The State of NFTs Part Two: From Pokémon Cards to Digital Art
The cleaner signal is not another floor-price miracle. It is a category shift: Cointree’s latest NFT market analysis argues that the market is moving away from speculative roadmaps and toward NFTs as…
Silas Beckett, On-Chain Critic & Market Columnist·updated July 08, 2026

The cleaner signal is not another floor-price miracle. It is a category shift: Cointree’s latest NFT market analysis argues that the market is moving away from speculative roadmaps and toward NFTs as an ownership layer for established collectibles and digital art. That matters because the next durable bid may not come from louder Discords, but from assets with provenance, recognizable collector demand, and less dependence on token rumor theater.
The NFT stops being the product
The first NFT cycle sold belief. Roadmaps, communities, whitelist access, token whispers, floor charts — the usual liquidity carnival. When the market turned, too many collections had nothing left except metadata and a very expensive lesson in exit liquidity.
Cointree’s point is sharper: the stronger pitch now is not “buy this NFT.” It is “own, trade, and verify a collectible in a more digital way.” That is a different market structure. Less religion, more rails.
Pokémon cards and sports cards are useful examples because collectors already understand scarcity, condition, rarity, and cultural premium. The NFT layer does not need to invent desire from scratch. It can sit behind the asset as a record of ownership, a transfer mechanism, and a provenance trail. In some models, the physical collectible can remain in custody while the tokenized ownership record moves online.
That will not save every tokenized collectible. It just removes one of the worst frictions of the last cycle: asking buyers to value an abstract asset and an unproven promise at the same time.
Digital art still needs more than vibes
Cointree also frames digital art and generative work as part of this next phase, citing Tyler Hobbs as a key example. That name matters because generative art has always had a better claim to blockchain-native provenance than most PFP projects. The token is not merely a receipt taped onto a brand campaign. It can be part of how the work is issued, tracked, and collected.
But we should not confuse “better fit” with automatic demand. Provenance is infrastructure. It is not a bid. A clean on-chain record can support a market, but it cannot manufacture cultural weight where none exists.
This is where the art side gives NFT collectors a useful reality check. AD HOC NEWS, writing on Wangechi Mutu after recent auction results, describes a market position built around institutional attention, distinct visual language, and demand across media including collage, sculpture, installation, and works on paper. Her work is described as entering higher price tiers at major international auctions over time, while still fluctuating across individual results.

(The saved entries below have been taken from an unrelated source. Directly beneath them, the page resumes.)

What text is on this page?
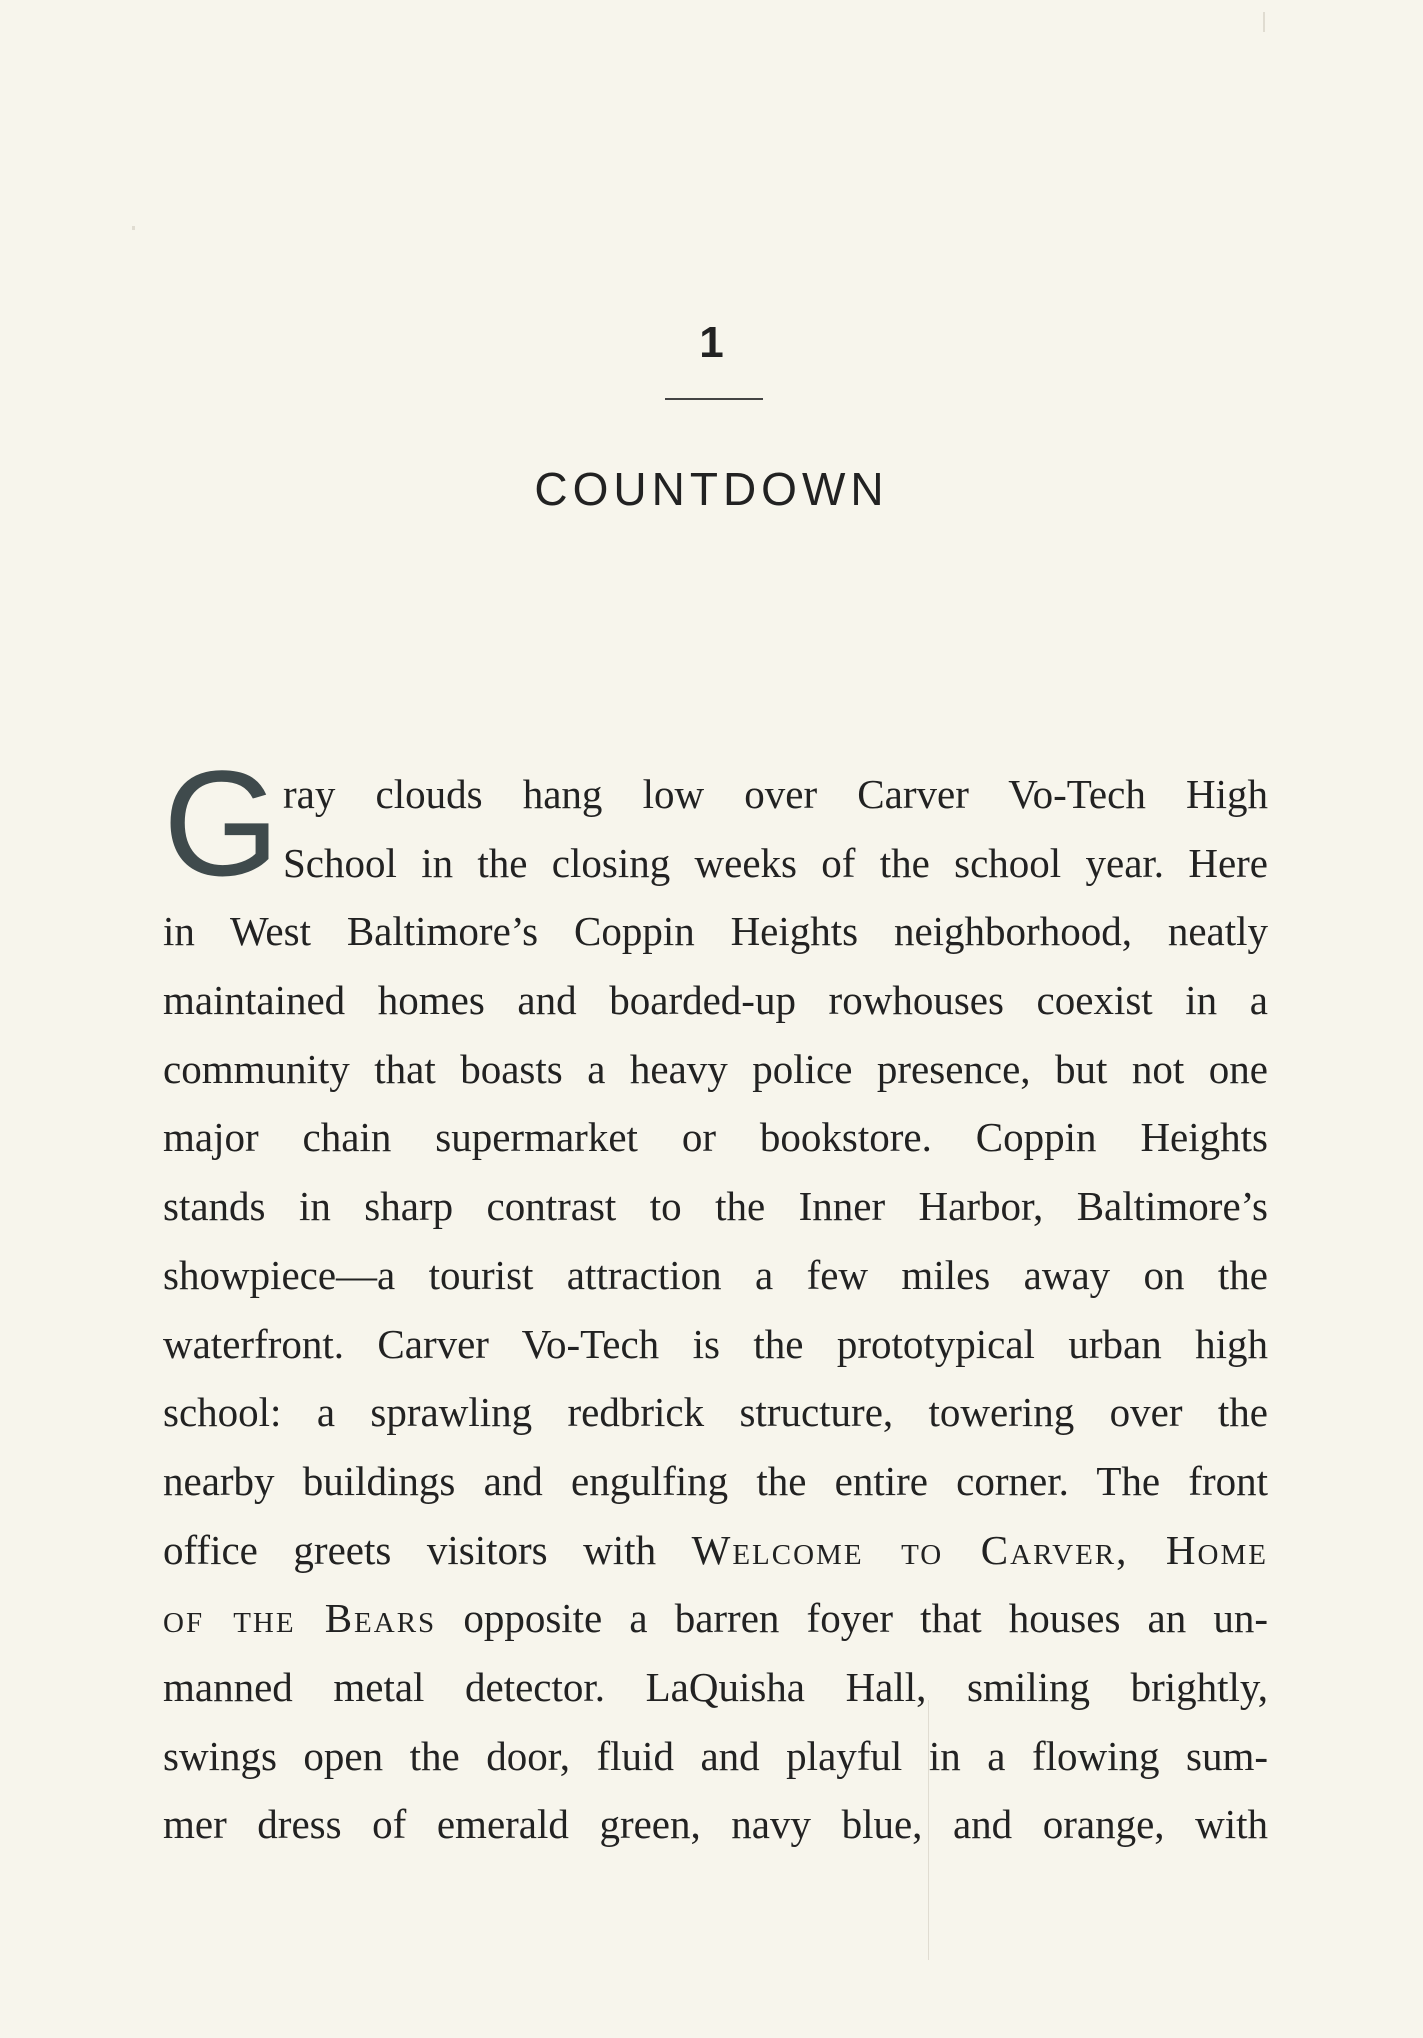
1
COUNTDOWN
G ray clouds hang low over Carver Vo-Tech High
School in the closing weeks of the school year. Here
in West Baltimore’s Coppin Heights neighborhood, neatly
maintained homes and boarded-up rowhouses coexist in a
community that boasts a heavy police presence, but not one
major chain supermarket or bookstore. Coppin Heights
stands in sharp contrast to the Inner Harbor, Baltimore’s
showpiece—a tourist attraction a few miles away on the
waterfront. Carver Vo-Tech is the prototypical urban high
school: a sprawling redbrick structure, towering over the
nearby buildings and engulfing the entire corner. The front
office greets visitors with Welcome to Carver, Home
of the Bears opposite a barren foyer that houses an un-
manned metal detector. LaQuisha Hall, smiling brightly,
swings open the door, fluid and playful in a flowing sum-
mer dress of emerald green, navy blue, and orange, with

That is the part NFT traders should actually study. The durable art market does not move only on mint mechanics. It moves on bodies of work, institutional context, collector conviction, and media-specific tiers. Floor price is just the loudest number in the room, not the whole room.
What to check before buying the “next phase”
If the NFT becomes the ownership receipt, the collectible becomes the thing that carries the market. So the question changes.
Do not ask only which chain it is on. Ask what the token proves. Does it verify ownership? Does it connect to a physical or digital work people already value? Is custody clear if a physical item is involved? Is provenance readable without decoding a mess of metadata? Can the asset trade globally without turning the collector experience into a support-ticket swamp?
For digital art, the filter is even stricter. Look at the artist’s actual practice, not just the collection page. Is there a coherent body of work? Is the market built on sustained attention or one violent liquidity spike? Are collectors buying the art, or are they farming the exit?
My read: this is not the comeback of NFTs as a slogan. It is the quiet return of NFTs as plumbing. Less glamorous, more useful. And in this market, useful beats noisy more often than the timeline wants to admit.